South Australia released a new online accessibility policy and digital toolkit last month to assist organisations to create more accessible digital platforms.
The guidelines help people with disability navigate the internet, but they also ensure websites are user-friendly for everyone.
And things are now starting to change, with the first compliant school website recently published for the Whyalla Special Education Centre.
SA Minister for Human Services Michelle Lensink said it is critical government websites are developed to ensure no one is left behind.
“It is vital that online content is accessible for those most in need and is also helps breakdown barriers for people with disability and allows them to participate independently in the community,” she said.
The new policy aims to help a range of people including:
- A person with vision impairment who requires a screen reader to navigate or contribute to a web page
- Older people with age-related challenges
- People with temporary incapacities such as a broken arm or lost glasses
- People using a slow internet connection or those who have limited or expensive bandwidth
- People using internet devices that may not be running the latest software versions.
Accessible design means good design, too. The new toolkit gives users practical tips to improve online accessibility for everyone, including:
- Visual design — having enough contrast between the text and its background colour
- Language — making sure language is in plain English and easy to understand
- Formatting — using the right heading styles and descriptive hyperlinks to ensure a screen reader can navigate the text in order
- Video and audio content — using captions and transcripts, so users have the option to read instead of listen, or to translate into other languages
- Images — adding a caption and text behind the image to ensure if it’s unable to be viewed, users can understand what is in the image
The policy and toolkit were developed in consultation with Vision Australia, Royal Society for the Blind SA, people with lived experience with disability and other key stakeholders in the disability sector.
The minister said the new toolkit would be made available to all organisations to use, including local government, private enterprise and the not-for-profit sector.

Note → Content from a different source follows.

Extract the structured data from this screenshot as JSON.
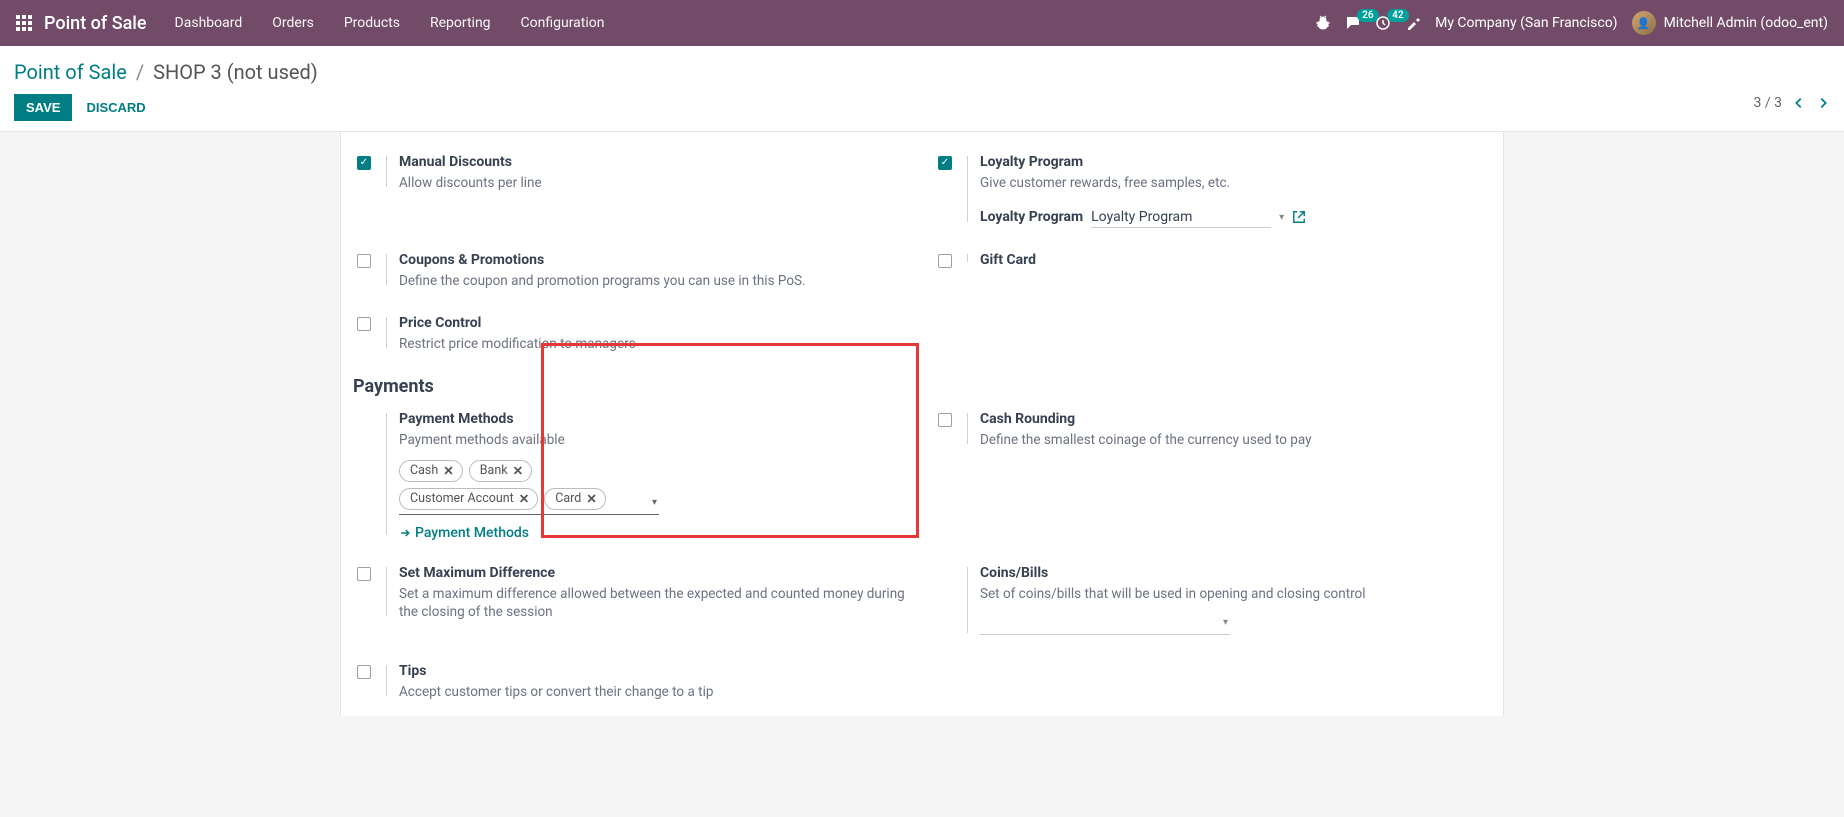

“I encourage all organisations across South Australia to review their website content and make use of these free resources to help improve access for everyone,” she stated.
“The co-design of this policy and toolkit is another example of the state government’s commitment to ensure people with disability have the leading role in shaping policies and creating programs which influence their lives.”
Vision Australia’s National Manager of Digital Access Neil King said “it’s great to see the state government taking a leadership position and creating a toolkit that will assist all South Australian organisations to think about how they develop digitally accessible platforms.
“We support more than 25,500 people across Australia who are blind or have low vision and we’re confident this toolkit and more accessible digital platforms will help those people achieve the possibilities that they choose in life.”